Still, it wasn’t until the 1890’s that the Sutton heirs saw the benefit in selling off their father’s land for residential and commercial development.  Partially, this was do to severe pollution in the City causing city residents to want to move further away (coal pollution eventually became so bad that even the Missouri Botanical Garden considered leaving before legislation curbed emissions).


photo by Amanda Krebel Joern


photo by James Palmour


photo by Jeff Phillips


photo by Michelle Bates

In 1908, the city of Maplewood was founded, though much of its infrastructure was already in place.  According to the City’s website, the new community was called “Maplewood” due to the planting of maple trees along its thoroughfares. By 1921, Maplewood was the beneficiary of three public transit lines and a railway which afforded the town with explosive growth: in 1898, the community registered 200 residents, while in 1904, the community registered 4,000 residents, and by 1930, 12,000 people lived there.  After the Great Depression, population growth slowed, but Maplewood still prospered as frequented stop on the famed Route 66.


photo by Elizabeth Rajchart


photo by Jennifer Mishra


photo by Janet Henrichs

In 1956, the Federal Highway Act was passed, and the construction of new highways all across America began.  These new roadways meant that people could now live further away from where they worked, and new, more distant suburbs formed that often offered greater amenities and racial insularity (the beginning of the Civil Rights Movement coincided with this migration, often referred to as “White Flight”). For many inner-ring suburbs all across the country, like Maplewood, this spelled disaster, and population and businesses began to wane.

In the 1960’s and 1970’s several redevelopment projects were attempted to stave away Maplewood’s continuing decline, but failed.

By 1980, Maplewood’s population had declined to lower than 1920’s era numbers, the average age of its residents was 60, many historic buildings were vacant and crumbling, and the city was designated as a lower income community.  The community was at a low point.

During the 1980’s and 1990’s, revitalization began surrounding the community’s downtown business district.  The city was rebranded as a walkable, welcoming place to live, and artists, shops and restaurants slowly began to move in.  The decline stabilized, and indeed began to reverse course.

Though the City now possesses less than 10,000 residents, it is a vibrant place to visit or call home with many independently owned businesses that you won’t find anywhere else in the region.  Among those, are included Schlafly Bottleworks (originators of the St.
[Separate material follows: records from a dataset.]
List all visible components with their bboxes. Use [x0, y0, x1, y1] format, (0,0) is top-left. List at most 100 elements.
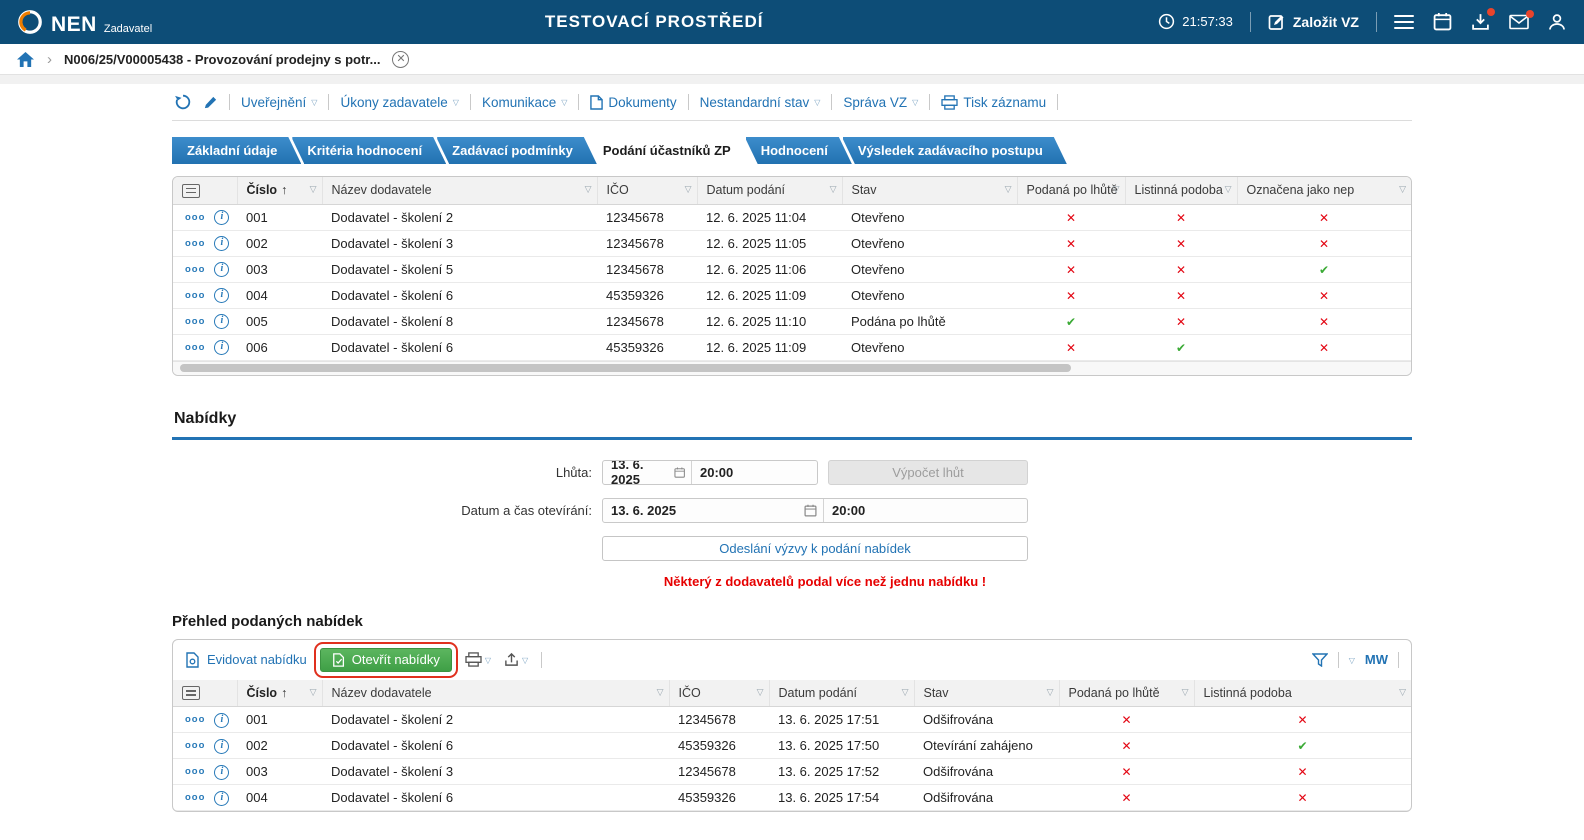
row-menu-icon[interactable]: ooo	[185, 212, 205, 223]
scrollbar-thumb[interactable]	[180, 364, 1072, 372]
chevron-down-icon[interactable]: ▽	[1349, 656, 1355, 665]
tab-vysledek-zadavaciho-postupu[interactable]: Výsledek zadávacího postupu	[843, 137, 1067, 164]
history-button[interactable]	[174, 93, 192, 111]
table-row[interactable]: ooo i 006 Dodavatel - školení 6 45359326 12. …	[173, 334, 1411, 361]
table-row[interactable]: ooo i 005 Dodavatel - školení 8 12345678 12. …	[173, 308, 1411, 335]
opening-time-value[interactable]: 20:00	[823, 498, 1027, 522]
close-record-button[interactable]: ✕	[392, 50, 410, 68]
edit-record-button[interactable]	[203, 95, 218, 110]
row-menu-icon[interactable]: ooo	[185, 741, 205, 752]
info-icon[interactable]: i	[214, 210, 230, 226]
info-icon[interactable]: i	[214, 314, 230, 330]
print-button[interactable]: ▽	[465, 652, 491, 667]
column-header[interactable]: Název dodavatele ▽	[321, 177, 597, 205]
opening-field[interactable]: 13. 6. 2025 20:00	[602, 497, 1028, 523]
column-header[interactable]: Datum podání ▽	[768, 679, 914, 707]
row-menu-icon[interactable]: ooo	[185, 238, 205, 249]
menu-sprava-vz[interactable]: Správa VZ ▽	[843, 95, 918, 110]
filter-icon[interactable]: ▽	[310, 687, 317, 698]
info-icon[interactable]: i	[214, 712, 230, 728]
column-header[interactable]: Datum podání ▽	[696, 177, 842, 205]
deadline-time-value[interactable]: 20:00	[691, 460, 817, 484]
filter-icon[interactable]: ▽	[1399, 687, 1406, 698]
info-icon[interactable]: i	[214, 764, 230, 780]
table-row[interactable]: ooo i 004 Dodavatel - školení 6 45359326 12. …	[173, 282, 1411, 309]
create-vz-button[interactable]: Založit VZ	[1266, 11, 1361, 33]
tab-zadavaci-podminky[interactable]: Zadávací podmínky	[437, 137, 597, 164]
filter-icon[interactable]: ▽	[830, 184, 837, 195]
menu-komunikace[interactable]: Komunikace ▽	[482, 95, 567, 110]
row-menu-icon[interactable]: ooo	[185, 264, 205, 275]
row-menu-icon[interactable]: ooo	[185, 767, 205, 778]
tab-zakladni-udaje[interactable]: Základní údaje	[172, 137, 301, 164]
send-invite-button[interactable]: Odeslání výzvy k podání nabídek	[602, 535, 1028, 561]
column-header[interactable]: Číslo ↑ ▽	[236, 177, 322, 205]
column-header[interactable]: Podaná po lhůtě ▽	[1016, 177, 1125, 205]
info-icon[interactable]: i	[214, 236, 230, 252]
menu-uverejneni[interactable]: Uveřejnění ▽	[241, 95, 317, 110]
table-row[interactable]: ooo i 002 Dodavatel - školení 3 12345678 12. …	[173, 230, 1411, 257]
app-logo[interactable]: NEN Zadavatel	[16, 8, 152, 36]
column-settings-icon[interactable]	[182, 686, 200, 701]
tab-podani-ucastniku-zp[interactable]: Podání účastníků ZP	[588, 137, 755, 164]
menu-tisk-zaznamu[interactable]: Tisk záznamu	[941, 95, 1046, 110]
info-icon[interactable]: i	[214, 262, 230, 278]
row-menu-icon[interactable]: ooo	[185, 793, 205, 804]
filter-icon[interactable]: ▽	[657, 687, 664, 698]
calendar-button[interactable]	[1431, 10, 1454, 33]
filter-icon[interactable]: ▽	[1047, 687, 1054, 698]
filter-icon[interactable]: ▽	[902, 687, 909, 698]
opening-date-value[interactable]: 13. 6. 2025	[611, 503, 676, 518]
menu-nestandardni-stav[interactable]: Nestandardní stav ▽	[700, 95, 821, 110]
menu-ukony-zadavatele[interactable]: Úkony zadavatele ▽	[340, 95, 458, 110]
info-icon[interactable]: i	[214, 288, 230, 304]
filter-icon[interactable]: ▽	[685, 184, 692, 195]
column-header[interactable]: Stav ▽	[913, 679, 1059, 707]
table-row[interactable]: ooo i 001 Dodavatel - školení 2 12345678 12. …	[173, 204, 1411, 231]
calc-deadlines-button[interactable]: Výpočet lhůt	[828, 459, 1028, 485]
deadline-field[interactable]: 13. 6. 2025 20:00	[602, 459, 818, 485]
open-offers-button[interactable]: Otevřít nabídky	[313, 641, 458, 678]
row-menu-icon[interactable]: ooo	[185, 316, 205, 327]
horizontal-scrollbar[interactable]	[173, 360, 1411, 375]
calendar-picker-icon[interactable]	[804, 504, 817, 517]
column-header[interactable]: Číslo ↑ ▽	[236, 679, 322, 707]
filter-icon[interactable]: ▽	[1182, 687, 1189, 698]
register-offer-button[interactable]: Evidovat nabídku	[185, 651, 307, 668]
user-initials[interactable]: MW	[1365, 652, 1388, 667]
downloads-button[interactable]	[1469, 8, 1495, 33]
filter-button[interactable]	[1311, 652, 1328, 667]
tab-kriteria-hodnoceni[interactable]: Kritéria hodnocení	[292, 137, 446, 164]
filter-icon[interactable]: ▽	[1113, 184, 1120, 195]
table-row[interactable]: ooo i 002 Dodavatel - školení 6 45359326 13. …	[173, 732, 1411, 759]
column-header[interactable]: IČO ▽	[596, 177, 697, 205]
filter-icon[interactable]: ▽	[757, 687, 764, 698]
row-menu-icon[interactable]: ooo	[185, 715, 205, 726]
info-icon[interactable]: i	[214, 340, 230, 356]
breadcrumb-item[interactable]: N006/25/V00005438 - Provozování prodejny…	[64, 52, 380, 67]
main-menu-button[interactable]	[1392, 10, 1416, 35]
table-row[interactable]: ooo i 004 Dodavatel - školení 6 45359326 13. …	[173, 784, 1411, 811]
column-header[interactable]: Listinná podoba ▽	[1124, 177, 1237, 205]
filter-icon[interactable]: ▽	[1399, 184, 1406, 195]
column-header[interactable]: Označena jako nep ▽	[1236, 177, 1411, 205]
filter-icon[interactable]: ▽	[585, 184, 592, 195]
column-header[interactable]: Podaná po lhůtě ▽	[1058, 679, 1194, 707]
home-button[interactable]	[16, 51, 35, 68]
column-header[interactable]: IČO ▽	[668, 679, 769, 707]
info-icon[interactable]: i	[214, 738, 230, 754]
filter-icon[interactable]: ▽	[310, 184, 317, 195]
deadline-date-value[interactable]: 13. 6. 2025	[611, 461, 668, 484]
table-row[interactable]: ooo i 003 Dodavatel - školení 5 12345678 12. …	[173, 256, 1411, 283]
column-header[interactable]: Stav ▽	[841, 177, 1017, 205]
column-header[interactable]: Listinná podoba ▽	[1193, 679, 1411, 707]
tab-hodnoceni[interactable]: Hodnocení	[746, 137, 852, 164]
row-menu-icon[interactable]: ooo	[185, 342, 205, 353]
messages-button[interactable]	[1507, 9, 1534, 32]
row-menu-icon[interactable]: ooo	[185, 290, 205, 301]
table-row[interactable]: ooo i 001 Dodavatel - školení 2 12345678 13. …	[173, 706, 1411, 733]
filter-icon[interactable]: ▽	[1005, 184, 1012, 195]
export-button[interactable]: ▽	[504, 652, 528, 667]
info-icon[interactable]: i	[214, 790, 230, 806]
table-row[interactable]: ooo i 003 Dodavatel - školení 3 12345678 13. …	[173, 758, 1411, 785]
Louis craft-brewing renaissance), Kakao Chocolate, The Book House, Planet Score Records, Hoffman LaChance Gallery, Saratoga Lanes, Strange Donuts, Design and Detail, Side Project Brewing, and that’s just scratching the surface (and leaving out the restaurants, many of who are among the best in the STL area).   If you have been looking for a getaway in St. Louis for some weekend shopping or Friday night dining, look no further.


photo by Jeni Kulka


photo by Mike Matney


photo by Jason Gray


photo by Michelle Bates



Our endpoint for Photo Flood 60 was Boogaloo, an eclectic dining establishment serving up award-winning Creole/Cuban/Caribbean fare and drinks. The bar at Boogaloo even features swings!  Despite a mix-up on our part that brought more guests to the table than we had reserved room for, the restaurant was kind and accommodating to our needs.  PFSTL highly recommends a visit.